With chancellor Rishi Sunak set to present his budget in under a fortnight, we can expect no shortage of commentary about the dangers of public spending and the need to be ‘responsible’ with the nation’s finances. For austerian fearmongers, however, there is a new kid on the block—or rather one old enough that some readers may not remember it. Alongside the hazards of spiralling debt, we are told, we also face the spectre of inflation. Among those raising the alarm is Labour MP Wes Streeting, who recently warned of ‘a wage-price spiral that risks fuelling inflation’.
Streeting was quoting libertarian think tank the Adam Smith Institute, who were, somewhat ironically, invoking a theory of inflation which originates with Marxist thinkers. The ‘conflicting claims’ theory regards inflation as the outcome of class conflict: when workers are in a position to demand pay rises—because of union strength and capacity to strike—firms may respond by hiking prices in an attempt to preserve profit margins.
The theory does a good job of explaining the inflation of the 1970s. Organised labour was strong and could take action to force wages increases, squeezing corporate profits. Sharp increases in oil prices and the break-up of the ‘Bretton Woods’ system of managed exchange rates triggered accelerating tit-for-tat wage and price increases: a wage-price spiral.
The theory makes quite different predictions about the contemporary situation. Strong unions and strike-ready workforces have been replaced by precarious employment, zero hours contracts and single parents working multiple jobs to make ends meet. And while there are currently record numbers of unfilled vacancies in sectors such as hospitality, this reflects the dislocation of lockdown followed by reopening. Employment has not yet recovered to pre-pandemic levels, and we have yet to see the effects of the furlough scheme ending. The overall picture does not suggest a seller’s market for labour; a 70s-style wage-price spiral is not a realistic prospect.
A competing explanation of inflation—widely accepted in academia and in central banks—regards price increases as the result of ‘too much money chasing too few goods’. Historically this was thought to be the result of excess money issuance by the government or central banks. More recent versions of the theory instead frame the issue as money being too cheap: inflation is regarded as the result of low interest rates and easy availability of credit.
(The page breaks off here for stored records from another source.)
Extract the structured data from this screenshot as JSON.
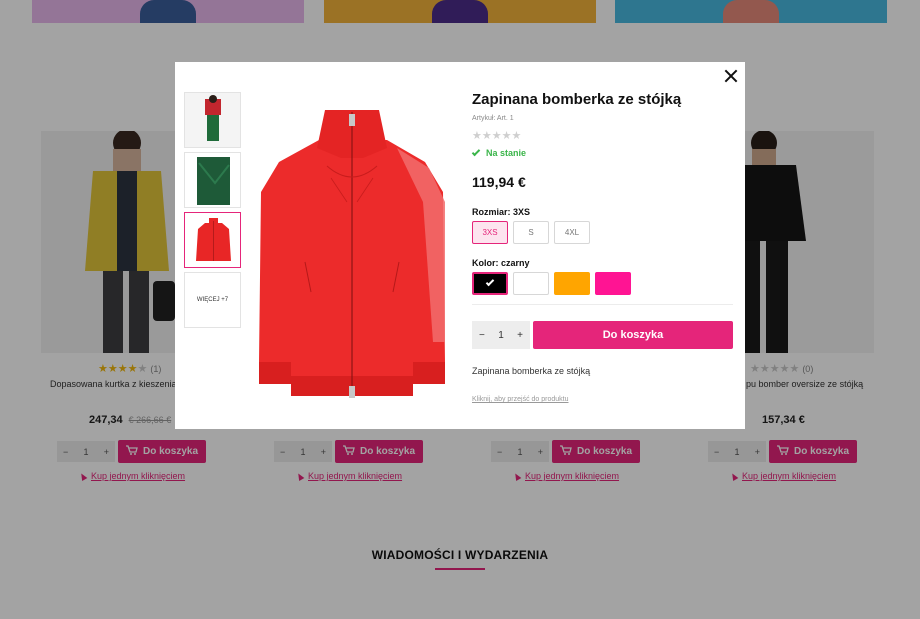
{
  "colors": {
    "accent": "#e5257a",
    "in_stock": "#3bb54a",
    "star": "#f1b80e"
  },
  "background": {
    "products": [
      {
        "name": "Dopasowana kurtka z kieszeniami",
        "rating": 4,
        "rating_count": "(1)",
        "price": "247,34",
        "old_price": "€ 266,66 €"
      },
      {
        "price": ""
      },
      {
        "price": ""
      },
      {
        "name": "bomber oversize ze stójką",
        "name_prefix": "pu",
        "rating": 0,
        "rating_count": "(0)",
        "price": "157,34 €"
      }
    ],
    "qty_value": "1",
    "qty_minus": "−",
    "qty_plus": "+",
    "cart_label": "Do koszyka",
    "one_click_label": "Kup jednym kliknięciem",
    "news_title": "WIADOMOŚCI I WYDARZENIA"
  },
  "modal": {
    "title": "Zapinana bomberka ze stójką",
    "sku": "Artykuł: Art. 1",
    "rating_stars": "★★★★★",
    "stock_status": "Na stanie",
    "price": "119,94 €",
    "size_label": "Rozmiar: 3XS",
    "sizes": [
      "3XS",
      "S",
      "4XL"
    ],
    "selected_size": "3XS",
    "color_label": "Kolor: czarny",
    "colors": [
      {
        "name": "czarny",
        "hex": "#000000",
        "selected": true
      },
      {
        "name": "biały",
        "hex": "#ffffff",
        "selected": false
      },
      {
        "name": "pomarańczowy",
        "hex": "#ffa500",
        "selected": false
      },
      {
        "name": "różowy",
        "hex": "#ff1493",
        "selected": false
      }
    ],
    "qty_value": "1",
    "qty_minus": "−",
    "qty_plus": "+",
    "add_to_cart": "Do koszyka",
    "description": "Zapinana bomberka ze stójką",
    "goto_link": "Kliknij, aby przejść do produktu",
    "more_images": "WIĘCEJ +7",
    "icons": {
      "close": "close-icon",
      "check": "check-icon",
      "cart": "cart-icon"
    }
  }
}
The conventional solution is therefore to raise interest rates. Already there are signs that the Bank of England is preparing for rate hikes.
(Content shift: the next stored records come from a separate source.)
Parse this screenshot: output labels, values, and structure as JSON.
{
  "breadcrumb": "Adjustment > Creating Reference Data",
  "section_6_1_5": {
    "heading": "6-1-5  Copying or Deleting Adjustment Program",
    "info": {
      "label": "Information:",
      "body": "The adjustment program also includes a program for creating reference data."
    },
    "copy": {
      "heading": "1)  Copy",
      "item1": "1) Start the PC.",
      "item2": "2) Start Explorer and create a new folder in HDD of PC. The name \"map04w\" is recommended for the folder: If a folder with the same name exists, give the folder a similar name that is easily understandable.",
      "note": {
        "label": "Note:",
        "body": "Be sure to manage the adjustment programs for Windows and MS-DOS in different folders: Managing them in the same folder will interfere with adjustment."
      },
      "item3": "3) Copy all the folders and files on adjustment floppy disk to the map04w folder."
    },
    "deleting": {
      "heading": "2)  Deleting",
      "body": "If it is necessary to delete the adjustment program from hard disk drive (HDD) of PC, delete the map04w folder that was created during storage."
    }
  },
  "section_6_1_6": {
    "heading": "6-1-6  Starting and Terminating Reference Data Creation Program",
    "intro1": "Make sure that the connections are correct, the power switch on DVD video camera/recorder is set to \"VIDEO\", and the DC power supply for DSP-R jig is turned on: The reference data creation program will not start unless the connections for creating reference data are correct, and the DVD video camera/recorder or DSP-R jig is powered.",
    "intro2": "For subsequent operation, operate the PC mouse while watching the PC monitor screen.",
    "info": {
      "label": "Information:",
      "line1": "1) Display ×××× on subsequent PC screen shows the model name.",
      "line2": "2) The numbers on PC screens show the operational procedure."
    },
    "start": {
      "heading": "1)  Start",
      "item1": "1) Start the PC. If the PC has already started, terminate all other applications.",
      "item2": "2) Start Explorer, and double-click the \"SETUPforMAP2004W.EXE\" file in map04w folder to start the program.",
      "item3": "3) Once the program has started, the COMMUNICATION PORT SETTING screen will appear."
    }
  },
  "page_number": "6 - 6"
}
But this story is no more plausible than the wage-price spiral story as an account of current price increases. Credit has been loose for over a decade: interest rates were cut to nearly zero following the 2008 financial crisis and have stayed there ever since. Although quantitative easing increased substantially during the pandemic there has been no recent substantial loosening of monetary conditions. Nor is there any reason to believe that credit growth is driving price increases.
Instead, price moves are being driven by the reopening of economies around the world as the pandemic eases in rich countries. With surging demand for goods, global supply lines are stretched to the limit, leading to surging prices. A whole host of factors have combined to drive energy prices, gas in particular, sharply higher. While these trends are global, they are exacerbated in the UK by the disruption caused by Brexit.
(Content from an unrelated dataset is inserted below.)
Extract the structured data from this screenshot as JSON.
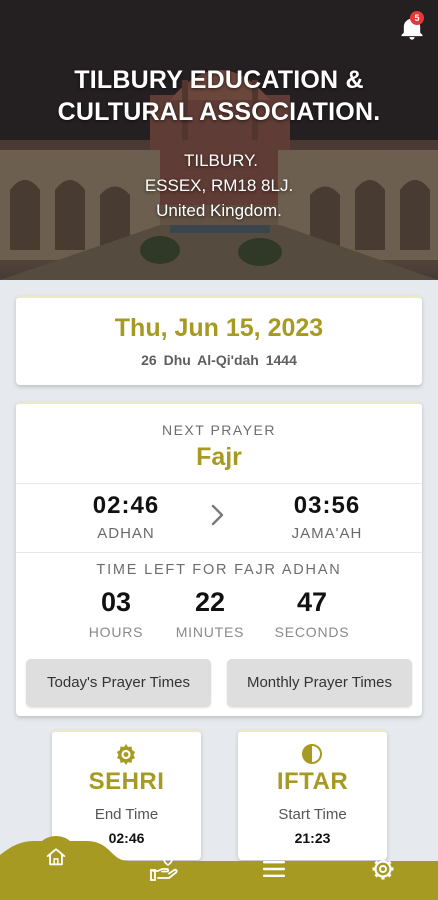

These price rises will hurt: bills for food, heating and transport will become unmanageable for many, exacerbated by the needless cruelty of the cut to Universal Credit. For millions of people, living standards face the sharpest squeeze in decades.
Talk of rate hikes or wage-price spirals miss the point. Higher interest rates will translate into higher mortgage costs for families who are already feeling the pain of higher prices, and will raise costs for businesses. They will do little to counteract price rises driven by bottlenecks and energy shortages, but are likely to weaken the economic recovery and raise unemployment.
Current moderate increases in average wages are a welcome change in trend, not a sign of an impending inflationary spiral. Average wages have only just recovered from the 2008 crisis. The last decade has been the worst for wage growth since at least World War II. Corporate profit margins can and should absorb an increase in wages.
The correct reaction to the current situation is to look to the root cause of shortages and bottlenecks: decades of underinvestment in infrastructure, R&D and manufacturing, alongside reliance on fragile global production and distribution chains. Rather than cuts to government spending and rate hikes, the appropriate policy response is to raise investment aimed at the transition to net zero.
This will reduce reliance on volatile gas supplies and generate good jobs for thousands of workers. Social safety nets should be strengthened not weakened. Loose talk about ‘levelling up’ should be replaced by a genuine strategy to reduce regional inequality and mend our creaking transport system. Instead of using the social care crisis as an excuse for regressive tax rises, genuine action is needed.
Inflation is the symptom, not the disease. It should be treated accordingly.